Die Bürotür schwingt auf, und Van kommt herein. Er trägt verblichene Jeans, ein blassblaues T-Shirt, das schon bessere Tage gesehen hat, und eine schwarze Jacke. Sein Haar ist vom Wind zerzaust und seine Wangen sind gerötet. Der Herbst hat die Herrschaft über Pearl Lake ergriffen und die Blätter in die Farbe des Feuers getaucht.

Endlich treffen sich unsere Blicke, und ich muss lächeln. Seine Augen sind groß und leicht manisch. »Bist du allein?« Er schließt die Tür hinter sich, und ein frischer Herbstwind wirbelt die Papiere auf meinem Schreibtisch durcheinander.

»Ja. Alle sind auf irgendeiner Baustelle. Warum fragst du? Was ist denn los? Ist etwas passiert? Bitte sag mir, dass die Schatzbriefe nicht gefälscht sind.«

Er schüttelt kurz den Kopf. »Sie sind nicht gefälscht. Und es ist tatsächlich etwas passiert.«

»Etwas Schlechtes oder etwas Gutes?«

»Der CEO meiner alten Firma hat angerufen.«

»Okay.« Ich kann seinen Gesichtsausdruck nicht deuten, was mich nervös macht. »Sie haben mir meinen alten Job wieder angeboten.«

Ich lehne mich auf meinem Stuhl zurück, woraufhin er ein ganzes Stück von meinem Schreibtisch wegrollt. »Oh. Wow. Und wie findest du das?«

»Gut. Ich glaube, ich habe ein gutes Gefühl dabei. Sie haben mir eine Beförderung angeboten, einen Wechsel in eine neue Abteilung, wo ich an Restaurierungsprojekten arbeiten kann. Sie haben mir sogar eine Gehaltserhöhung und eine Entschuldigung angeboten.«

»Wirst du das Angebot annehmen? Willst du es tun?« Wirst du mich verlassen?, ist die Frage, die ich nicht ausspreche.

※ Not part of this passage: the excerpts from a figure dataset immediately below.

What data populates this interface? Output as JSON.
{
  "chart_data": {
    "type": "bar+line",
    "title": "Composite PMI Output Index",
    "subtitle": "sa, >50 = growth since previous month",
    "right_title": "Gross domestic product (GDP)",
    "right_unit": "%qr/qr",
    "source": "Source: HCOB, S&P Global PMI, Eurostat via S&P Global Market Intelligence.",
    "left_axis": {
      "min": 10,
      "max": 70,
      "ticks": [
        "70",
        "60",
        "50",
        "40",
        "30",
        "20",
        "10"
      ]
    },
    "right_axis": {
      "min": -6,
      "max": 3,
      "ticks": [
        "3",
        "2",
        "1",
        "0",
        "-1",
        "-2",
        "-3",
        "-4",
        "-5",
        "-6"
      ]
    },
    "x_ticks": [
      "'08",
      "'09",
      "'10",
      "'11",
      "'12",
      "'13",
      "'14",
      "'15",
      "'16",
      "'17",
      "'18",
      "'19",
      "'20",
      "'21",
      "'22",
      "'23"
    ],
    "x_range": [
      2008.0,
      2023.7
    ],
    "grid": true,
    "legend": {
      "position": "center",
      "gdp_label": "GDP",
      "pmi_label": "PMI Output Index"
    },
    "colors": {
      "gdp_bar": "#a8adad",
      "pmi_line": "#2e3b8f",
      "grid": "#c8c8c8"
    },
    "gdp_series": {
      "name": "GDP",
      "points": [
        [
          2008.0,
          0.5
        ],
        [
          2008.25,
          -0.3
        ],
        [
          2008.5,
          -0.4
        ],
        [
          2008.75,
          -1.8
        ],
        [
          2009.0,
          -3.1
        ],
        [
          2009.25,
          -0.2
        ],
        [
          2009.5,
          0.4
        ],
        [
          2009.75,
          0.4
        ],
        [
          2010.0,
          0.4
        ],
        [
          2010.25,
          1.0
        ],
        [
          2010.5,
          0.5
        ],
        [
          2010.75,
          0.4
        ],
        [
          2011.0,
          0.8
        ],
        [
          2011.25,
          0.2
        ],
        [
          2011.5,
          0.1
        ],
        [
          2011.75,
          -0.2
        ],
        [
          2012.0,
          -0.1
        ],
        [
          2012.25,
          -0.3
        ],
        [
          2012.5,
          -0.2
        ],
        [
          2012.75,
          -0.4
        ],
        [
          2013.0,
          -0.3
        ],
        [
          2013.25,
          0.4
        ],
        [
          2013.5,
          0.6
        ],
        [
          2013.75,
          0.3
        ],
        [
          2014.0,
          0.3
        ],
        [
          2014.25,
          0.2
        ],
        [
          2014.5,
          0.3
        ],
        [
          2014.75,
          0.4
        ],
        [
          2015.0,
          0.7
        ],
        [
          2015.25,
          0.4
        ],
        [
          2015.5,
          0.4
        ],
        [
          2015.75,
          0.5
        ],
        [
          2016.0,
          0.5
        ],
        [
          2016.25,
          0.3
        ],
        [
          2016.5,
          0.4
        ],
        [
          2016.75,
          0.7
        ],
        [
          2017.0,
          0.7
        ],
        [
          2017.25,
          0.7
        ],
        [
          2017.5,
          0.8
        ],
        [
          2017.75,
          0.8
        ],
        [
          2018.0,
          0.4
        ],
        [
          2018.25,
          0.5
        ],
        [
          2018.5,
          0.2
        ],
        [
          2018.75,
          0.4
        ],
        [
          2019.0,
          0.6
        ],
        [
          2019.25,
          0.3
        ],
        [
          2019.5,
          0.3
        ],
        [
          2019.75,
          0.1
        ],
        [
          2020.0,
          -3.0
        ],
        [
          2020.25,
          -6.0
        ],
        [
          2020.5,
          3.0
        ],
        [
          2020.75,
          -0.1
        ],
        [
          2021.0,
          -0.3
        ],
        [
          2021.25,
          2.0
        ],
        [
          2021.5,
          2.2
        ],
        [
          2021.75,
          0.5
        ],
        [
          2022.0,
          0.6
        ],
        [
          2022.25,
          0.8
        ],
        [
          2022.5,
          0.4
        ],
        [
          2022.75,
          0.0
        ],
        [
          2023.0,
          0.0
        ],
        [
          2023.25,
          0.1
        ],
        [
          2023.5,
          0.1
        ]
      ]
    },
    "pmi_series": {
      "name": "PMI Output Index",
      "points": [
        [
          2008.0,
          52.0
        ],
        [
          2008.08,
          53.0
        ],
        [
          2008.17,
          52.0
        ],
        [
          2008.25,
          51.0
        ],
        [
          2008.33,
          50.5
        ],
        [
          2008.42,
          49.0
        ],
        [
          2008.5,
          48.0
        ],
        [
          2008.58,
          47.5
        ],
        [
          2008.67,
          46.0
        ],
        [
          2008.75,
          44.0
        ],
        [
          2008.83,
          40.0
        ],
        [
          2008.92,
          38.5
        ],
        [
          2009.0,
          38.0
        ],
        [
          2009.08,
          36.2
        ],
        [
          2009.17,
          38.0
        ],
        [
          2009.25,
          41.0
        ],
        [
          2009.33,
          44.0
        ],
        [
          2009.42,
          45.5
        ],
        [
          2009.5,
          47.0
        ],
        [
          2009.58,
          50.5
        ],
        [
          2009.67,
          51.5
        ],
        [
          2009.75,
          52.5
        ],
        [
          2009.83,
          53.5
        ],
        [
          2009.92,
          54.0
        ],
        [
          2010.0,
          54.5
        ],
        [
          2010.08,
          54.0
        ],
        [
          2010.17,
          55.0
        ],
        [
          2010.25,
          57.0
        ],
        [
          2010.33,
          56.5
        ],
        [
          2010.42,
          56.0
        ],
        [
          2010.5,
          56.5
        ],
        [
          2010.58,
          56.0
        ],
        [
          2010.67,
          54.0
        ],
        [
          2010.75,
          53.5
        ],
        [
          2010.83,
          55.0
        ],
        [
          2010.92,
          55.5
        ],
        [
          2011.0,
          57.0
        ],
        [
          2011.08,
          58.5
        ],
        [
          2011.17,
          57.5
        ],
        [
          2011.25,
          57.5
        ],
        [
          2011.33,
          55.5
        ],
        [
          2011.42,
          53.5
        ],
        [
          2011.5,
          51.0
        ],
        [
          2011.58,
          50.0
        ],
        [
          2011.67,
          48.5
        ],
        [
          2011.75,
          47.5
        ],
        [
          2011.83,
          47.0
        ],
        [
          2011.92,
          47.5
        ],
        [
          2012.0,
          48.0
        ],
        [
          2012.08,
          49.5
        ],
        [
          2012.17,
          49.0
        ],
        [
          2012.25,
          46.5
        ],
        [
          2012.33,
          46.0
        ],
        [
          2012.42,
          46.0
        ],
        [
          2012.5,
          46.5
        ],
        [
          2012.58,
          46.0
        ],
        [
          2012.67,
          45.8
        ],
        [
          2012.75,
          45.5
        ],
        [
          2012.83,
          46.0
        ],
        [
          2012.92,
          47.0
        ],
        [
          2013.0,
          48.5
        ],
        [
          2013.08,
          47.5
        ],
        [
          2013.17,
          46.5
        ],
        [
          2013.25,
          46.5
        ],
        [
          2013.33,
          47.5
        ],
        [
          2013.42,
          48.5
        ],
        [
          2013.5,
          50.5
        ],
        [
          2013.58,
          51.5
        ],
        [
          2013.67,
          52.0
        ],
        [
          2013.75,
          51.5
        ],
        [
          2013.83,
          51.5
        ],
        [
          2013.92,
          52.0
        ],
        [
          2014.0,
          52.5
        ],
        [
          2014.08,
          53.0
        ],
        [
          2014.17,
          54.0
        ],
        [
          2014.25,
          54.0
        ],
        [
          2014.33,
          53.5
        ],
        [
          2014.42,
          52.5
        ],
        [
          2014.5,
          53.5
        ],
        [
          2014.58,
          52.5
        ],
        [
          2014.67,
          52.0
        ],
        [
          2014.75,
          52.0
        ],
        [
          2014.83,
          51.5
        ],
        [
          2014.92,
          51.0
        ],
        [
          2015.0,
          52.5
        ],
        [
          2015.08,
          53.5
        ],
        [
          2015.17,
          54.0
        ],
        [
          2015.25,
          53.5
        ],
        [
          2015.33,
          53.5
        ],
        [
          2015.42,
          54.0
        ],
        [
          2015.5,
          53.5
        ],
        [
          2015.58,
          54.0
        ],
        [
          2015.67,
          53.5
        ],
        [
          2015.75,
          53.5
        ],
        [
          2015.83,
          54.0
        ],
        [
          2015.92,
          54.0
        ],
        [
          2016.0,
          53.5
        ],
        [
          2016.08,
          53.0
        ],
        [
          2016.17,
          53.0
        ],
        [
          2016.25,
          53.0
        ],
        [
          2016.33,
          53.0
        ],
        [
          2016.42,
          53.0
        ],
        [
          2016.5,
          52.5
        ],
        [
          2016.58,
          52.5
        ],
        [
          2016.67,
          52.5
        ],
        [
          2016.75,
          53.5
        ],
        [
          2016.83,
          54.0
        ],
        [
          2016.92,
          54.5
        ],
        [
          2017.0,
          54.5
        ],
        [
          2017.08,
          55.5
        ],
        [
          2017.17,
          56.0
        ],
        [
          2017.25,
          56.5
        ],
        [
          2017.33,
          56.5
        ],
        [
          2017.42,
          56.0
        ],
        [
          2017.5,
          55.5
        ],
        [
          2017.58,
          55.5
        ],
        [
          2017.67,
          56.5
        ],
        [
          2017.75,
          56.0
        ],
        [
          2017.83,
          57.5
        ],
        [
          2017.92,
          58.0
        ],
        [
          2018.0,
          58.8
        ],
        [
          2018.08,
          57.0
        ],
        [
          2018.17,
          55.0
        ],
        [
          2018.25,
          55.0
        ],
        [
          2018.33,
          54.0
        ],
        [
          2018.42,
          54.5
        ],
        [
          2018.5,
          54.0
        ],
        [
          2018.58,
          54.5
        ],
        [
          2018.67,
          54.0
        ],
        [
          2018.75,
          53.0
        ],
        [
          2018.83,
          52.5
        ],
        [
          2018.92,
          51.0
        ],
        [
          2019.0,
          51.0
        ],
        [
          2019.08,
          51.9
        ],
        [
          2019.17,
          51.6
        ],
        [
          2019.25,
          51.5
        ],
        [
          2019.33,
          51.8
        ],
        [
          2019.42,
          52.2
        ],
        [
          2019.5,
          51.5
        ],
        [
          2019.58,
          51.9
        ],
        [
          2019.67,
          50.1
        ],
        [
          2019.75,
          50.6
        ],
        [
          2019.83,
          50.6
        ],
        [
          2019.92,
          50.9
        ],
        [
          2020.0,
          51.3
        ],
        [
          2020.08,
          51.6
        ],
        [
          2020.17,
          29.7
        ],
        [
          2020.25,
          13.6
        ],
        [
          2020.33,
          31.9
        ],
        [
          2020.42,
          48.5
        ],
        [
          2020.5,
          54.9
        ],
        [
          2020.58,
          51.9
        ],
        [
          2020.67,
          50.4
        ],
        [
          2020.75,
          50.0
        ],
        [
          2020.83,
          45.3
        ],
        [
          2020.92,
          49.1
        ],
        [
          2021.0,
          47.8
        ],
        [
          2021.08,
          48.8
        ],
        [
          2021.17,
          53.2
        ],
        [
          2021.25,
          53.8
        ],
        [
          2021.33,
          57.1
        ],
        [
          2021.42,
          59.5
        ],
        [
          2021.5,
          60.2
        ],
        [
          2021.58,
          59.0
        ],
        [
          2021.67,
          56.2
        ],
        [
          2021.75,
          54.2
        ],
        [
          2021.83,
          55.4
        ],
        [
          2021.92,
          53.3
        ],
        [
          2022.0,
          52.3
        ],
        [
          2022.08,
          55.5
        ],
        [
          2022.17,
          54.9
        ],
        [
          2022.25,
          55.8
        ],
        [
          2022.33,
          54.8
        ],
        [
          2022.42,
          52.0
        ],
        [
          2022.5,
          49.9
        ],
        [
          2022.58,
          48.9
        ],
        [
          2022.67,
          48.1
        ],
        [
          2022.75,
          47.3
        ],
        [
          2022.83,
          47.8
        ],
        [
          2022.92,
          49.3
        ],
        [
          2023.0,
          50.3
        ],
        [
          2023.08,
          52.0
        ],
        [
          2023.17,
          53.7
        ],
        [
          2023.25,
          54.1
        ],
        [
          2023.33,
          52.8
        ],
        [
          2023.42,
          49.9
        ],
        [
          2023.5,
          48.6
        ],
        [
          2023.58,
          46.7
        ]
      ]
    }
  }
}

Er lässt sich auf den Stuhl auf der anderen Seite des Schreibtischs fallen und fährt sich mit der Hand durchs Haar. »Ich weiß es nicht. Zuerst dachte ich ›Scheiß drauf‹, weil ich ohne triftigen Grund gefeuert wurde, aber sie haben mir meinen Traumjob angeboten. Und ich weiß, dass ich dank Grammy Bee eigentlich gar nicht arbeiten muss, wenn ich nicht will, aber der Ruhestand scheint mir etwas zu sein, worüber ich erst in zwanzig Jahren nachdenken sollte.«

Ich lächle. »Nun, das macht Sinn. Ich kann mir vorstellen, dass der Ruhestand mit unter dreißig verfrüht wäre.«

Er streicht sich mit den Händen über die Oberschenkel. »Sie haben angeboten, mein Gehalt zu verdoppeln. Und ich werde ein Auge auf Teagan und meinen Vater haben können. Das scheint eine kluge Entscheidung zu sein.« Das hört sich eher nach einer Frage als nach einer Feststellung an.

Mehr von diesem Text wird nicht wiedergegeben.